Claramente ambas as alterações se dirigem ao recrudescimento da reação penal estatal contra os furtos e receptações de gado, conhecidos na doutrina como “abigeato”, modalidade criminal que tem crescido bastante e causado grandes prejuízos à atividade pecuária lícita.
No furto a nova qualificadora prevê pena de “reclusão de 2 a 5 anos” e, a exemplo do § 5º. do mesmo artigo (que qualifica o furto de veículos automotores que venham a ser transportados para outro Estado ou para o exterior), olvida a cumulação da pena pecuniária, o que, a nosso ver é uma falha terrível, em se tratando de crime patrimonial. O objeto material dessa nova qualificadora do furto é o “semovente domesticável de produção”. O semovente é aquela coisa que se move por si mesma, conforme ocorre com os animais em geral. Mas, no caso específico não se trata do furto de qualquer animal. Somente aqueles domesticáveis (ou seja, que podem ser domesticados) e de produção (aqueles que são criados com a finalidade de extração de produtos, exploração em trabalho, esporte etc. ou corte para fins comerciais e/ou industriais. Em suma, trata-se do gado de qualquer espécie (bovino, suíno, equino, caprino, ovino). Ademais, é possível dizer que também outros animais, desde que utilizados para produção podem ser objeto material, tais como cães, gatos, galinhas etc. criados para fins comerciais e não como animais de pura estimação. Esclarece o dispositivo que não importa para a aplicação da qualificadora se a subtração do semovente se dá com o gado “em pé”, ou seja, por inteiro, vivo ou “abatido ou divido em partes”, ainda que “no local da subtração”. Agiu bem o legislador ao fazer essa ressalva, tendo em vista que muitas vezes o “modus operandi” dos ladrões de gado consiste no abate e corte no próprio local, sendo fato que se a lei não especificasse essa conduta poderia haver divergência quanto ao alcance ou não da qualificadora nessas circunstâncias. Da forma como a lei foi redigida não há o que discutir; a qualificadora incidirá, sendo o gado subtraído vivo e inteiro, abatido ou mesmo abatido e seccionado, ainda que tudo isso feito no próprio local do furto.

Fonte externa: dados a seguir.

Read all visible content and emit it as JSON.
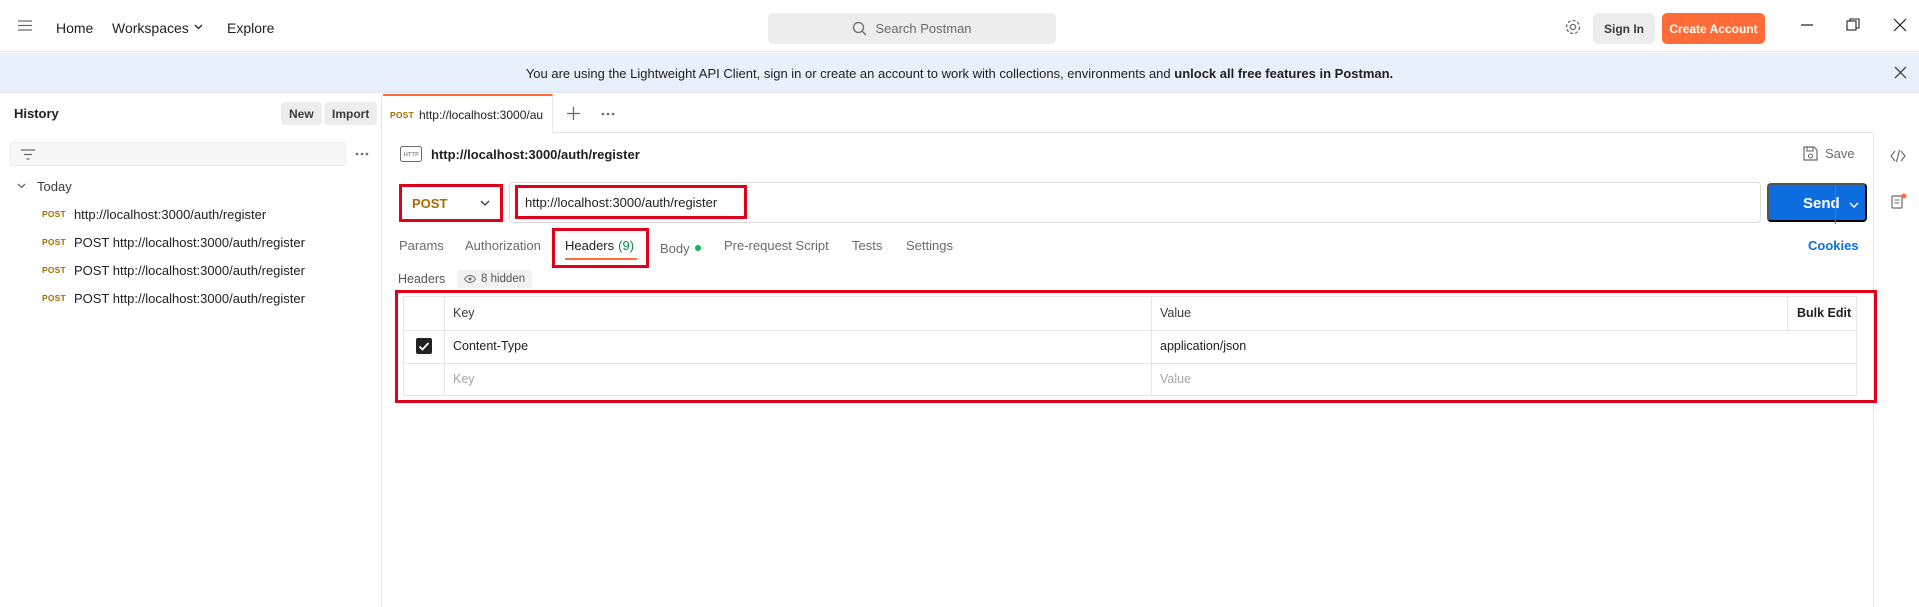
{
  "topbar": {
    "nav": {
      "home": "Home",
      "workspaces": "Workspaces",
      "explore": "Explore"
    },
    "search_placeholder": "Search Postman",
    "sign_in": "Sign In",
    "create_account": "Create Account"
  },
  "banner": {
    "text": "You are using the Lightweight API Client, sign in or create an account to work with collections, environments and ",
    "bold": "unlock all free features in Postman."
  },
  "sidebar": {
    "title": "History",
    "new_label": "New",
    "import_label": "Import",
    "group": "Today",
    "items": [
      {
        "method": "POST",
        "text": "http://localhost:3000/auth/register"
      },
      {
        "method": "POST",
        "text": "POST http://localhost:3000/auth/register"
      },
      {
        "method": "POST",
        "text": "POST http://localhost:3000/auth/register"
      },
      {
        "method": "POST",
        "text": "POST http://localhost:3000/auth/register"
      }
    ]
  },
  "tabs": {
    "active": {
      "method": "POST",
      "title": "http://localhost:3000/au"
    }
  },
  "request": {
    "title": "http://localhost:3000/auth/register",
    "save_label": "Save",
    "method": "POST",
    "url": "http://localhost:3000/auth/register",
    "send_label": "Send",
    "cookies_label": "Cookies",
    "subtabs": {
      "params": "Params",
      "authorization": "Authorization",
      "headers": "Headers",
      "headers_count": "(9)",
      "body": "Body",
      "prerequest": "Pre-request Script",
      "tests": "Tests",
      "settings": "Settings"
    },
    "headers_section_label": "Headers",
    "hidden_label": "8 hidden"
  },
  "headers_table": {
    "col_key": "Key",
    "col_value": "Value",
    "bulk_edit": "Bulk Edit",
    "rows": [
      {
        "checked": true,
        "key": "Content-Type",
        "value": "application/json"
      }
    ],
    "placeholder_key": "Key",
    "placeholder_value": "Value"
  },
  "colors": {
    "accent": "#ff6c37",
    "send": "#0d6cde",
    "post_method": "#a96b00",
    "highlight": "#e0001a"
  }
}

Quanto a ser o animal “domesticável”, em alguns casos pode surgir discussão. Por exemplo, em casos de criadouros de espécimes silvestres devidamente autorizados.
Frise-se que com a tipificação da qualificadora do § 6º., mesmo que haja incidência de qualificadora dos § 4º., estas não poderão ser aplicadas, pois se tratam de figuras diversas que não se comunicam. É claro que a qualificadora do § 4º., por exemplo, num caso de concurso de agentes ou de rompimento de obstáculo, poderá e deverá ser avaliada pelo Juiz no momento de dosimetria da pena – base, nos estritos termos do artigo 59, CP (Circunstâncias Judiciais).
Na “Receptação” o legislador achou por bem criar um crime autônomo (artigo 180 – A, CP) com “nomen juris” próprio de “Receptação de Animal”. Novamente não se trata de qualquer animal, mas de “semovente domesticável de produção”, conforme acima já exposto.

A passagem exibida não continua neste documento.